Five lessons from one PR-firm’s reputation catastrophe
If there is one thing better than learning from your own mistakes, it’s learning from the mistakes of others. Here are the guidelines Bell Pottinger has now set itself to make sure such a disaster never happens again:
Bell Pottinger claims it will now:
1. Implement a more formal and robust engagement committee review of any new client work, or substantial work for an existing client, including the ability to monitor on-going matters by way of spot checks. This will allow Bell Pottinger to identify high risk clients and high-risk mandates and ensure that they are monitored and managed more closely.
2. Put in place further training of employees and partners on social media engagement. The company's training programme in general will be updated and completion of training will be linked to the formal appraisal process. Engagement of third parties or other suppliers to carry out social media work will also only occur with sign-off from senior management.
3. Redevelop and re-issue Bell Pottinger’s corporate policies in a new employee handbook. A detailed corporate social media policy will also be developed to address rules of engagement for social media work for clients.
4. Develop an ethics committee to separate the consideration of engaging clients from the consideration of wider ethical questions. The committee would also look at how ethics impact upon all relevant stakeholders and develop an ethics training programme for all staff.
5. Engender a culture whereby junior employees at Bell Pottinger feel able to challenge work with which they feel uncomfortable. This would be separate to Bell Pottinger's existing whistleblowing policy and aim to encourage employees to come forward outside of that formal whistleblowing process.
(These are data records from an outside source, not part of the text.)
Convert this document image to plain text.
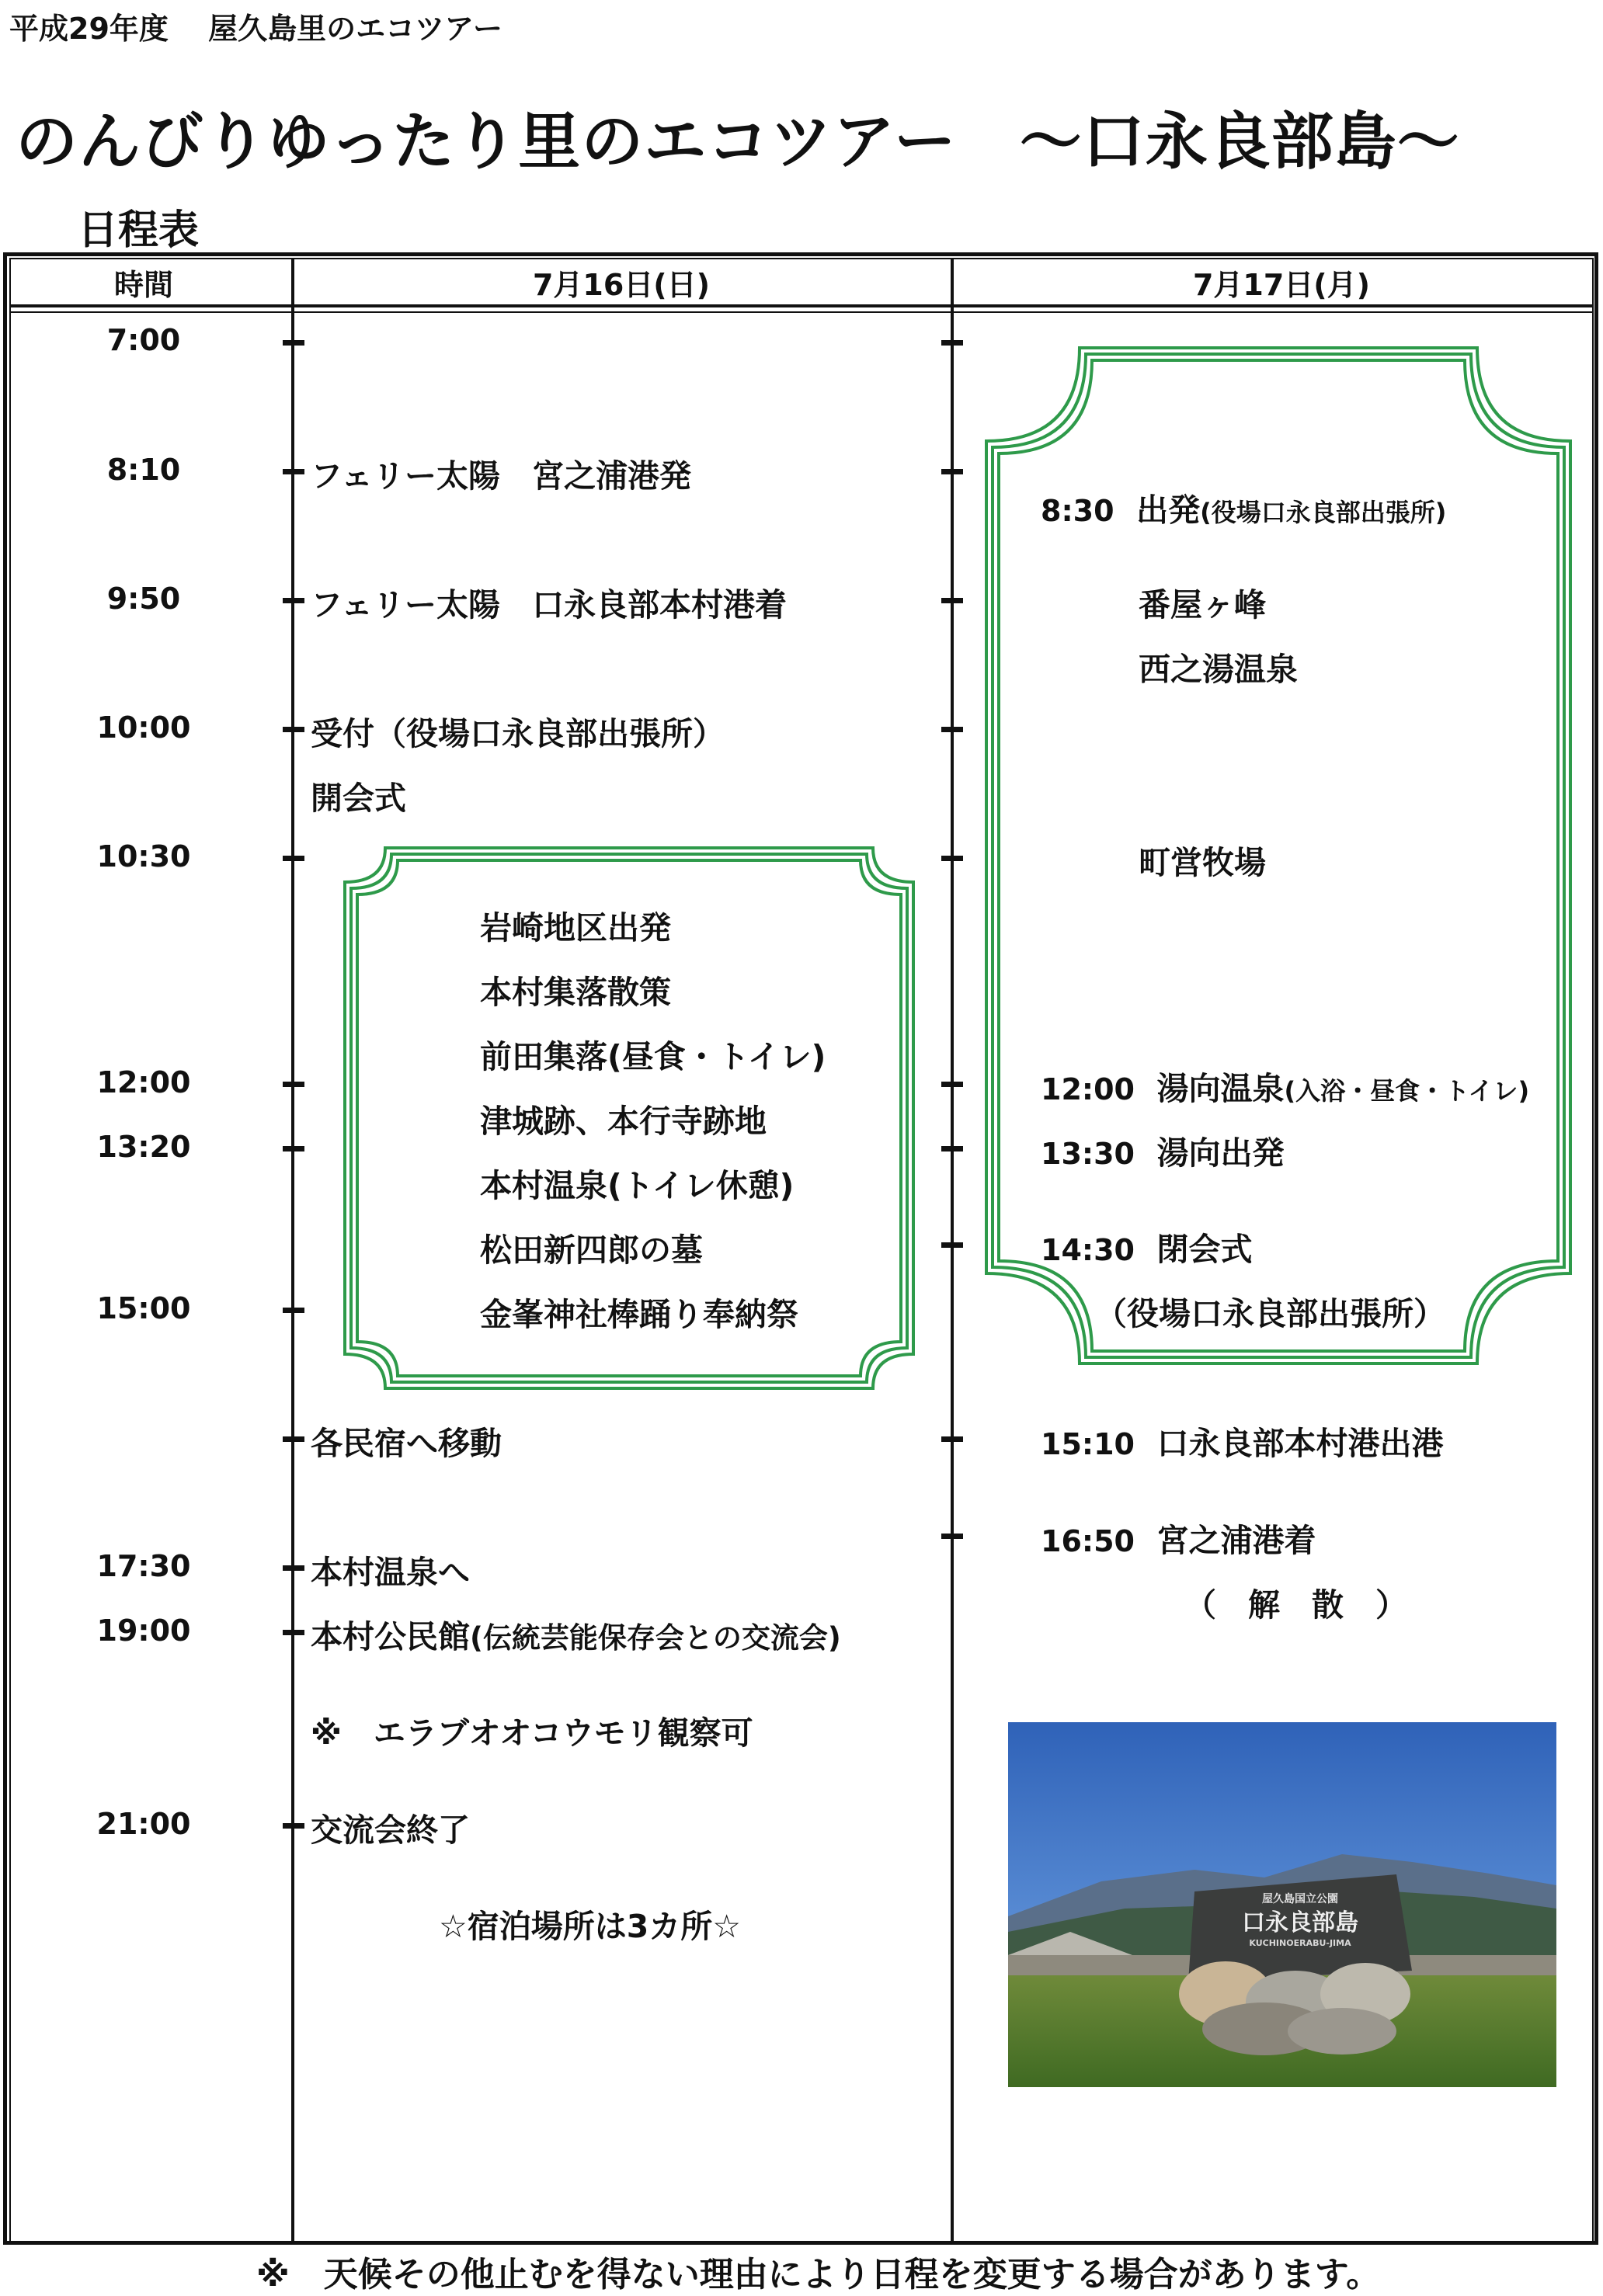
平成29年度　 屋久島里のエコツアー
のんびりゆったり里のエコツアー　～口永良部島～
日程表
時間	7月16日(日)	7月17日(月)
7:00
8:10
9:50
10:00
10:30
12:00
13:20
15:00
17:30
19:00
21:00
フェリー太陽　宮之浦港発
フェリー太陽　口永良部本村港着
受付（役場口永良部出張所）
開会式
岩崎地区出発
本村集落散策
前田集落(昼食・トイレ)
津城跡、本行寺跡地
本村温泉(トイレ休憩)
松田新四郎の墓
金峯神社棒踊り奉納祭
各民宿へ移動
本村温泉へ
本村公民館(伝統芸能保存会との交流会)
※　エラブオオコウモリ観察可
交流会終了
☆宿泊場所は3カ所☆
8:30 出発(役場口永良部出張所)
番屋ヶ峰
西之湯温泉
町営牧場
12:00 湯向温泉(入浴・昼食・トイレ)
13:30 湯向出発
14:30 閉会式
（役場口永良部出張所）
15:10 口永良部本村港出港
16:50 宮之浦港着
（　解　散　）
屋久島国立公園
口永良部島
KUCHINOERABU-JIMA
※　天候その他止むを得ない理由により日程を変更する場合があります。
The problem with adhering to industry codes of conduct is that they can be hard to understand, as they are worded in legalistic language. Walker advocates a PRCA course called Ethics in PR which she is the trainer of. “It breaks down every statement and paragraph of the PRCA Code of Conduct into potentially real situations you might face as a part of your work in the PR and comms industry (including bribery, lying, impersonation, truthfulness and honesty) so it brings the Code of Conduct to life and tests your ethical judgement. I am obviously biased, but I do recommend that everyone does this course, no matter how junior or senior.”
Make your own rules
Following industry guidelines is imperative, but as Weber Shandwick’s McLeod says, it is also important for firms to create their own procedures to self-govern. Jim Donaldson,CEO, UK and Middle East at PR firm FleishmanHillard, agrees and describes how his agency does this: “We have very detailed review procedures for any client work that may be considered potentially controversial laddering up through to our global headquarters. This includes clear ethical guidelines that are closely adhered to globally and the ability to refer any project to a panel of senior specialists at the firm for a formal review and consultation.”
Shakespeare says it best
As we began with a Shakespeare quote, thus so we end. In Othello, when Iago tricks Cassio into subverting his boss. Iago tells him not to worry about it: “Reputation is an idle and most false imposition, oft got without merit and lost without deserving.” McLeod concludes: “Iago is wrong of course.” That is why PR agencies must follow strict rules, set by themselves and by governing bodies: “Only then can the PR industry be sure that it is serving the society from which it draws its ranks”.